What led to the most recent Israel-Palestine escalation?
Protests over the expulsion of Palestinian families and Israeli raids on Al-Aqsa Mosque compound preceded Israel’s heavy bombardment of Gaza.
Days of heavy bombardment on the Gaza Strip intensified on Wednesday, with Israeli fighter jets bombing sites belonging to Palestinian armed groups, as well as police buildings and apartment blocks.
Since the offensive began late on Monday, Gaza’s health ministry says at least 84 people have been killed, including 17 children. Nearly 500 others have been wounded.
The Israeli army said about 1,500 rockets have been fired from Gaza towards various locations in Israel, killing at least seven Israelis.
The escalation is the most intense since the seven-week 2014 Israeli war on Gaza. Here’s what led to the most recent flare-up in violence.
Sheikh Jarrah expulsions
Anger has been growing over the forced expulsion of Palestinian families from the occupied East Jerusalem neighbourhood of Sheikh Jarrah, who have been facing multiple court cases filed against them by several pro-settler organisations since 1972.

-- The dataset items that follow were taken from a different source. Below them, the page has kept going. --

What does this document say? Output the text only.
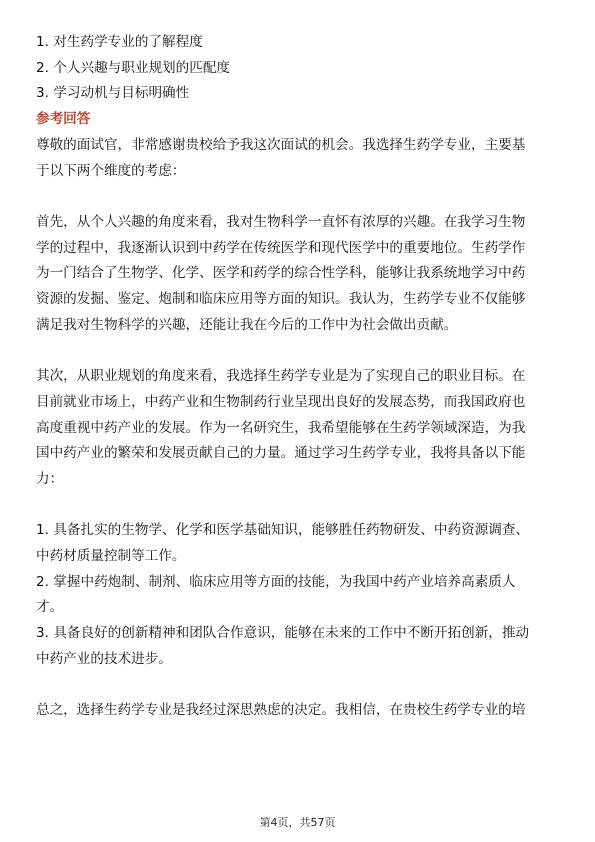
1. 对生药学专业的了解程度
2. 个人兴趣与职业规划的匹配度
3. 学习动机与目标明确性
参考回答
尊敬的面试官，非常感谢贵校给予我这次面试的机会。我选择生药学专业，主要基
于以下两个维度的考虑：
首先，从个人兴趣的角度来看，我对生物科学一直怀有浓厚的兴趣。在我学习生物
学的过程中，我逐渐认识到中药学在传统医学和现代医学中的重要地位。生药学作
为一门结合了生物学、化学、医学和药学的综合性学科，能够让我系统地学习中药
资源的发掘、鉴定、炮制和临床应用等方面的知识。我认为，生药学专业不仅能够
满足我对生物科学的兴趣，还能让我在今后的工作中为社会做出贡献。
其次，从职业规划的角度来看，我选择生药学专业是为了实现自己的职业目标。在
目前就业市场上，中药产业和生物制药行业呈现出良好的发展态势，而我国政府也
高度重视中药产业的发展。作为一名研究生，我希望能够在生药学领域深造，为我
国中药产业的繁荣和发展贡献自己的力量。通过学习生药学专业，我将具备以下能
力：
1. 具备扎实的生物学、化学和医学基础知识，能够胜任药物研发、中药资源调查、
中药材质量控制等工作。
2. 掌握中药炮制、制剂、临床应用等方面的技能，为我国中药产业培养高素质人
才。
3. 具备良好的创新精神和团队合作意识，能够在未来的工作中不断开拓创新，推动
中药产业的技术进步。
总之，选择生药学专业是我经过深思熟虑的决定。我相信，在贵校生药学专业的培
第4页，共57页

These organisations claim that land the families live on was originally under Jewish ownership, but Palestinians see this as an extension of an official Israeli policy to displace as many Palestinians from Jerusalem in order to retain a majority Jewish identity in the city.
The United Nations has warned the planned expulsions could amount to “war crimes”.
Protests and scuffles between Palestinians, Israeli settlers and Israeli police have steadily increased since the end of April. The Israeli court in October 2020 ruled that four Palestinian families should vacate their homes, and gave May 2 as the date for their forcible eviction. However, the court date has since been postponed twice.
Recently, there have been confrontations as Palestinians gathered for iftar meals – the breaking of Ramadan fasts – at the homes of those being evicted. The families have since appealed to Israel’s Supreme Court. On Thursday night, at least 30 people were wounded and 15 arrested.
Al-Aqsa compound clashes and raids
On Friday, tens of thousands of Muslim worshippers filled the Al-Aqsa Mosque compound – Islam’s third holiest site – to pray on the final Friday of Ramadan, with many staying on to protest against the expulsions.
Heavily deployed police fired rubber-coated bullets and stun grenades at protesters who responded by throwing stones. Some 205 Palestinians and 17 Israeli officers were wounded.
After a violent weekend, Israeli security forces on Monday conducted a flash raid on Al-Aqsa compound, again firing rubber-coated bullets, tear gas and sound bombs at gathered worshippers, stoking international outrage and wounding more than 300 Palestinians. About 20 Israeli officers were also injured.
Hamas later announced it had given an ultimatum for Israel to remove its security forces from Al-Aqsa compound and Sheikh Jarrah neighbourhood by 6pm local time (15:00 GMT).
Israeli air raids, Hamas rockets
By early Tuesday morning, Hamas had fired some 200 rockets towards Israel, according to the Israeli military, including several targeted at Jerusalem, with many intercepted by Israel’s Iron Dome defence system. At least two Israelis were killed.
Meanwhile, Israeli aerial attacks, which hit apartment buildings as well as other targets, killed at least 26 Palestinians, including children, health authorities in Gaza said on Tuesday.
Despite international calls to de-escalate, Israeli Prime Minister Benjamin Netanyahu announced on Tuesday “both the might of the attacks and the frequency of the attacks will be increased” on Gaza.
Hamas leader Ismail Haniya told mediators the group is “ready” if Israel increases its attacks on the besieged Gaza Strip, saying: “If they (Israel) want to escalate, the resistance is ready; and if they want to stop, the resistance is ready.”
Stop the fire immediately. We’re escalating towards a full scale war. Leaders on all sides have to take the responsibility of deescalation. The cost of war in Gaza is devastating & is being paid by ordinary people. UN is working w/ all sides to restore calm. Stop the violence now
— Tor Wennesland (@TWennesland) May 11, 2021
UN Special Coordinator for the Middle East Peace Process Tor Wennesland, meanwhile, has warned the situation is escalating towards “a full-scale war”.